In about 463 in Orléans, in conjunction with the Roman General Aegidius, who was based in Soissons, he defeated the Visigoths, who hoped to extend their dominion along the banks of the Loire River. After the death of Aegidius, he first assisted Comes ("count") Paul of Angers, together with a mixed band of Gallo-Romans and Franks, in defeating the Goths and taking booty. Odoacer reached Angers but Childeric arrived the next day and a battle ensued. Count Paul was killed and Childeric took the city. Childeric, having delivered Angers, followed a Saxon warband to the islands on the Atlantic mouth of the Loire, and massacred them there. In a change of alliances, he also joined forces with Odoacer, according to Gregory of Tours, to stop a band of the Alamanni who wished to invade Italy.
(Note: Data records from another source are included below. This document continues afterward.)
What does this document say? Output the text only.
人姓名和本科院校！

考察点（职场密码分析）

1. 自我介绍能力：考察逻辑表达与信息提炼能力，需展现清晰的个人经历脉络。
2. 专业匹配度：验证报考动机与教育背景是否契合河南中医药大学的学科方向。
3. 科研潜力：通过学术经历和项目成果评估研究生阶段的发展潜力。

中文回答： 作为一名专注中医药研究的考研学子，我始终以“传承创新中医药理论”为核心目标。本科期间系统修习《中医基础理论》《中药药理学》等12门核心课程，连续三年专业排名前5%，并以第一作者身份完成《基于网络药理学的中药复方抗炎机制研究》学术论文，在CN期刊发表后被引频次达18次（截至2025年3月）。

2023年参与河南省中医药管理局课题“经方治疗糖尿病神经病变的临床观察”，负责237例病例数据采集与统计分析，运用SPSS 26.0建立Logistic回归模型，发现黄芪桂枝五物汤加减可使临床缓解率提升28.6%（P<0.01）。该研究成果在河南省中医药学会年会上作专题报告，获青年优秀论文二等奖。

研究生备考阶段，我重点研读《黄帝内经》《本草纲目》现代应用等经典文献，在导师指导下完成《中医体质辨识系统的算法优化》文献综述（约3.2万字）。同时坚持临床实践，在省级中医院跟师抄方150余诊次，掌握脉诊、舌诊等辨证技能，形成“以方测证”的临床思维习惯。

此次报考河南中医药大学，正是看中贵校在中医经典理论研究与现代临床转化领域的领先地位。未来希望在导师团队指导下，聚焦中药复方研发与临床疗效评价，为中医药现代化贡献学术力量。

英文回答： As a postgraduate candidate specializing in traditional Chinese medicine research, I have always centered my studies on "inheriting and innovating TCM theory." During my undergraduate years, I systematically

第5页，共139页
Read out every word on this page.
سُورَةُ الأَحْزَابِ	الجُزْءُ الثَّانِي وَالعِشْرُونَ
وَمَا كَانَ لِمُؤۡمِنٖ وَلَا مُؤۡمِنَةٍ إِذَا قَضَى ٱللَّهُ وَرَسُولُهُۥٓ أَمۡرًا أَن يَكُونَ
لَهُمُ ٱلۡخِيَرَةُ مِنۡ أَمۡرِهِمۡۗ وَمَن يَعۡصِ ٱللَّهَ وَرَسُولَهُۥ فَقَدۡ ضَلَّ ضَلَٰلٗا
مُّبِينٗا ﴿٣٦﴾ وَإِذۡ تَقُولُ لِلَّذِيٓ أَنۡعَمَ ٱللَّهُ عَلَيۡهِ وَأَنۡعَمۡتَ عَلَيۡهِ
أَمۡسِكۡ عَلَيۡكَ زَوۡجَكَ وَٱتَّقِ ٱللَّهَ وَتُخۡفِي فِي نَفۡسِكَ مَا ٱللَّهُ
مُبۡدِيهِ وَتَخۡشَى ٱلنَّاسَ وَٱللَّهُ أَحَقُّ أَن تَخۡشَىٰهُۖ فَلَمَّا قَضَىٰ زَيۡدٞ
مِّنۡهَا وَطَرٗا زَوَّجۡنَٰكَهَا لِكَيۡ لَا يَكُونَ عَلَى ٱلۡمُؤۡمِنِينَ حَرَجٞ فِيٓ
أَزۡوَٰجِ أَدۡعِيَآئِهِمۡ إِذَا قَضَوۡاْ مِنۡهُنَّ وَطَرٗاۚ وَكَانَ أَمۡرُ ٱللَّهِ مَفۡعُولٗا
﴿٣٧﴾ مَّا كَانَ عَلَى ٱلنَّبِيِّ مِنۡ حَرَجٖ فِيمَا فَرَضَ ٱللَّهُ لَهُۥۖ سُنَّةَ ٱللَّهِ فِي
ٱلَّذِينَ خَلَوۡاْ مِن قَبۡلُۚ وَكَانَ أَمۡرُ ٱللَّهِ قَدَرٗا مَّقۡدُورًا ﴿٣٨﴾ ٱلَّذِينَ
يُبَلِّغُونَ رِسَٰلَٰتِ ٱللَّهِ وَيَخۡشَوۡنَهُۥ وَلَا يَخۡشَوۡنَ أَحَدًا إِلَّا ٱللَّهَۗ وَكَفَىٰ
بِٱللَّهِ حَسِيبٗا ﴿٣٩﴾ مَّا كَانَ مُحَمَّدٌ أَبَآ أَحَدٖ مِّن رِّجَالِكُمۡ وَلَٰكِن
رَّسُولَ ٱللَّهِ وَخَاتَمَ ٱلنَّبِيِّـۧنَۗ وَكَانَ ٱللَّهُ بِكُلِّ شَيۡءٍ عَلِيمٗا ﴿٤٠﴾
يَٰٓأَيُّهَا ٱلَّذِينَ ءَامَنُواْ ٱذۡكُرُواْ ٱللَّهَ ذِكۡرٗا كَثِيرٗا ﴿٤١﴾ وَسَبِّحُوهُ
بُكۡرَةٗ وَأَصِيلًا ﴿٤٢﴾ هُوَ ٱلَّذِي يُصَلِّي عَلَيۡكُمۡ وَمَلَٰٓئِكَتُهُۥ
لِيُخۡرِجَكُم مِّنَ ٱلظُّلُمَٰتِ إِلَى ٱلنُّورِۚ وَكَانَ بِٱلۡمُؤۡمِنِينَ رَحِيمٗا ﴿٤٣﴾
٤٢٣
The stories of his expulsion by the Franks, whose women he was taking; of his eight-year stay in Thuringia with King Basin and his wife Basina; of his return when a faithful servant advised him that he could safely do so by sending to him half of a piece of gold which he had broken with him; and of the arrival in Tournai of Queen Basina, whom he married, come from Gregory of Tours' Libri Historiarum (Book ii.12).

He died in 481 and was buried in Tournai, leaving a son, Clovis, afterwards king of the Franks.


Childeric's tomb was discovered in 1653 (May 27) by a mason doing repairs in the church of Saint-Brice in Tournai, a city in modern Belgium. Numerous precious objects were found, including a richly ornamented sword, a torse-like bracelet, jewels of gold and garnet cloisonné, gold coins, a gold bull's head and a ring with the inscription CHILDERICI REGIS ("of Childeric the king"), which identified the tomb. Some 300 golden bees were also found. Archduke Leopold William, governor of the Southern Netherlands (today's Belgium), had the find published in Latin. The treasure went first to the Habsburgs in Vienna, then as a gift to Louis XIV, who was not impressed with the treasure and stored it in the royal library, which became the Bibliothèque Nationale de France during the Revolution. Napoleon was more impressed with Childeric's bees and when he was looking for a heraldic symbol to trump the Bourbon fleur-de-lys. he settled on Childeric's bees as symbols of the French Empire.

On the night of November 5–6, 1831, the treasure of Childeric was among 80 kilos of treasure stolen from the Library and melted down for the gold. A few pieces were retrieved from where they had been hidden in the Seine, including two of the bees. The record of the treasure, however, now exists only in the fine engravings made at the time of its discovery and in some reproductions made for the Habsburgs.